The school photograph is held in the autumn term of every year and the school’s photographer is the same red-faced man who has been doing it for twenty-odd years. The arrangement is the same as it always is: small children at the front, taller children at the back, a few of the slighter ones lifted onto a step or a bench to make the rows balance. Robert Knight is one of the slighter ones. Sarah, who lifts furniture and digs her allotment and helped her father carry an engine block out of his garage last summer, attempts the lift. Robert does not move. She tries again. She repositions the children around him. The photograph is taken without him being moved. Whether she registered the moment as anomalous in the seconds after is not addressed by the manuscript. Daniel registered it later, reading his father’s files, and the registration is the point.

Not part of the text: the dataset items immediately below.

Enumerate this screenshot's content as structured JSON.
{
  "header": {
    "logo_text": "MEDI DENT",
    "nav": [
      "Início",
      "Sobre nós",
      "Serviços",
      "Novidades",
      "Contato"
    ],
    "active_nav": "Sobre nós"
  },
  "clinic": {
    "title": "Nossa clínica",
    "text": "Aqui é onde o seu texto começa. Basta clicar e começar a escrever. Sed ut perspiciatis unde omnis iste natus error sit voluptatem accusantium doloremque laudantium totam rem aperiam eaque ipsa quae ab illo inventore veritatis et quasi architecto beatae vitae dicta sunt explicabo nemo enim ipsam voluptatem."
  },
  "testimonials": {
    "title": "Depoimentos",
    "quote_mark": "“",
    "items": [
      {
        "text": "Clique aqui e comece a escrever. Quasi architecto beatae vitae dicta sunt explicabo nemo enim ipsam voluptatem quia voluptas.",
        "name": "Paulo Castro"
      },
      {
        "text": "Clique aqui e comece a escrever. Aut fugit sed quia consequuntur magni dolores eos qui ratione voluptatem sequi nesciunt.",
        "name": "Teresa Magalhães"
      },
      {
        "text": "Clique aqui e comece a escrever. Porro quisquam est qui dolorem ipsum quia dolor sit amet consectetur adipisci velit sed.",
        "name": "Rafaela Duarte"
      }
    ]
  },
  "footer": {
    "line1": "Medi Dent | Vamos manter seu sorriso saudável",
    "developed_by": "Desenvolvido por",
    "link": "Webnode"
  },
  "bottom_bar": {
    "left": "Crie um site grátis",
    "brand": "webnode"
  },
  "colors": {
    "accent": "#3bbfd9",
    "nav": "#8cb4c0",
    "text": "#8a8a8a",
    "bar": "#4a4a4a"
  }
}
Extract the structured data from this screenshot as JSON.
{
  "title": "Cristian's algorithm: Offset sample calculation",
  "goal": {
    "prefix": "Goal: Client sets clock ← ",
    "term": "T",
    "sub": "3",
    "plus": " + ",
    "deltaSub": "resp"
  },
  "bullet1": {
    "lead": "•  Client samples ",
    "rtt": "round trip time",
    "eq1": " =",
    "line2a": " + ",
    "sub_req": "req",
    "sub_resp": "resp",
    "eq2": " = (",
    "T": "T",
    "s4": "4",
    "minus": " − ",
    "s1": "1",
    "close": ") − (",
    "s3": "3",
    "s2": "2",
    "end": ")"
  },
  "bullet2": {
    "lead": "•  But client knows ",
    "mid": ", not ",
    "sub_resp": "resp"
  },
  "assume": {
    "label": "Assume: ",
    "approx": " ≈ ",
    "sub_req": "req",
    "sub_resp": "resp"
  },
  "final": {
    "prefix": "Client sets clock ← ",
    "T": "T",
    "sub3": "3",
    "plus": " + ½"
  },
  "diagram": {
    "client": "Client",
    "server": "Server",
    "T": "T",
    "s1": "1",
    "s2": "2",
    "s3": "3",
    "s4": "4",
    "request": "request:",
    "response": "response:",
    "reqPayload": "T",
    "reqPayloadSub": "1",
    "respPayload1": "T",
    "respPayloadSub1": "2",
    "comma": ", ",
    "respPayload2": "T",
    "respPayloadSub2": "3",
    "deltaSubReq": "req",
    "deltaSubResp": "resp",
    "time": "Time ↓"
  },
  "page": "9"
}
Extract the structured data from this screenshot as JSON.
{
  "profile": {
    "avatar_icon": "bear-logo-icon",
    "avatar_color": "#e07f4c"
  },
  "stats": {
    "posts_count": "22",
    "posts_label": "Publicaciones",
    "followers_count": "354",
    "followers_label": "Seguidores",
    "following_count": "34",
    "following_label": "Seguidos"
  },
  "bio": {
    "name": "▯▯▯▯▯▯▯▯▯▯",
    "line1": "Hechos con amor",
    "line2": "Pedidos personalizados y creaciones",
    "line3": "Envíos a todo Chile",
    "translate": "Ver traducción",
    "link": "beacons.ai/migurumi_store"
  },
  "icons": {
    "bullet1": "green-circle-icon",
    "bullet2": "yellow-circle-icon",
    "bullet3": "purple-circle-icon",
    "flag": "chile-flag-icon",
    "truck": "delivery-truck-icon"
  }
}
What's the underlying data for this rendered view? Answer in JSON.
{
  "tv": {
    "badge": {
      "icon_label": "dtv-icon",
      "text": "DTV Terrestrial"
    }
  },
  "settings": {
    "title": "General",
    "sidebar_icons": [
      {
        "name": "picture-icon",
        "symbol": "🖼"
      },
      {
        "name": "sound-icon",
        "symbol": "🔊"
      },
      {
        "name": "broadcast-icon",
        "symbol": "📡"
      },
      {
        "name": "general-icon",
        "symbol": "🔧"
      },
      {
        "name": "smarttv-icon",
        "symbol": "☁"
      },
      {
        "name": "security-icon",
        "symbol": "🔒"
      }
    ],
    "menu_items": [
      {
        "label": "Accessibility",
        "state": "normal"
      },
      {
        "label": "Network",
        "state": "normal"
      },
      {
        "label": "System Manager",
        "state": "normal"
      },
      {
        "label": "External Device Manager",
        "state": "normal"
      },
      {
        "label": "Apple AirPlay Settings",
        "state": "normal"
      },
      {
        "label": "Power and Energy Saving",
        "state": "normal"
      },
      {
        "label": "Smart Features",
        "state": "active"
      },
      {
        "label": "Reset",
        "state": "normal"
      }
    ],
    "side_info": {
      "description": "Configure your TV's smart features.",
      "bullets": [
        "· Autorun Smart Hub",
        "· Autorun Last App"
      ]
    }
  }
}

She remained at Stepping Stones for several years before moving to a post closer to her family in South Yorkshire. She did not leave because of anything that happened at the school. She left because Sheffield had a better flat and a shorter commute. She thinks about Robert Knight occasionally, for years after, the way teachers think about particular children — not from any specific event, but from the small surplus of attention a particular face draws and never quite cashes in. 


Trivia

  • Miss Hartley is one of the figures in Cambion who never appears on the page. The reader knows her entirely through Daniel’s recollection of three small classroom moments. The three moments together are, in their quiet way, the first inventory Daniel ever takes of Robert Knight’s strangeness. Miss Hartley provided the data without knowing she was providing anything.
  • The school photograph moment — Robert was smaller than Adam, but Miss Hartley still couldn’t lift him — is one of the canonical pieces of evidence Daniel uses, alongside Robert’s never-tiring on the climbing frame and the Latin phrase too heavy for a horse to carry, to begin understanding that what is wrong with his best friend is not a thing of the body in any straightforward sense. Miss Hartley’s lift is the schoolyard version of the cambion-tradition’s long catalogue of weight that does not match form.
  • The illuminated manuscripts Miss Hartley showed her class in History looked, to Daniel, like the symbols in his father’s files. Whether the resemblance is genuine, accidental, or filtered through a child’s pattern-matching is not settled by the manuscript. Daniel is eight when he makes the connection in his own mind, in his hallway, reading his father’s files by the spill of light through a cracked-open door. Miss Hartley, in front of a class of seven-year-olds with their attention on lunch, would not have made it. She was just showing them something old and beautiful.
  • The fact that Adam Wainwright was bigger than Robert is established in Cambion exactly once, in Daniel’s Chapter Eight recollection of the school photograph. The detail is not casual texture — it is the load-bearing comparison that turns Miss Hartley’s struggle with the lift from a small embarrassment into a piece of evidence. The photograph was taken in the autumn term of 1995. The bike shed happened in November of that same term. The two events sit weeks apart on the manuscript’s timeline. Miss Hartley’s difficulty with Robert’s weight predates the manifestation. Whatever has been happening to him, on the available evidence, has been happening longer than anyone in the village registered.

Appearances

Title Role Notes
Cambion
Book One · Book of Thoth Saga
Referenced; Class Teacher Three references in Chapter Eight: Sunday Words, all in Daniel’s interior reflection: as the body-memory anchor for his own nervous shaking; as the teacher who could not lift Robert for the school photograph; and as the source of the illuminated manuscripts whose symbols resemble those in Declan’s files. Not directly present in any scene. No spoken lines.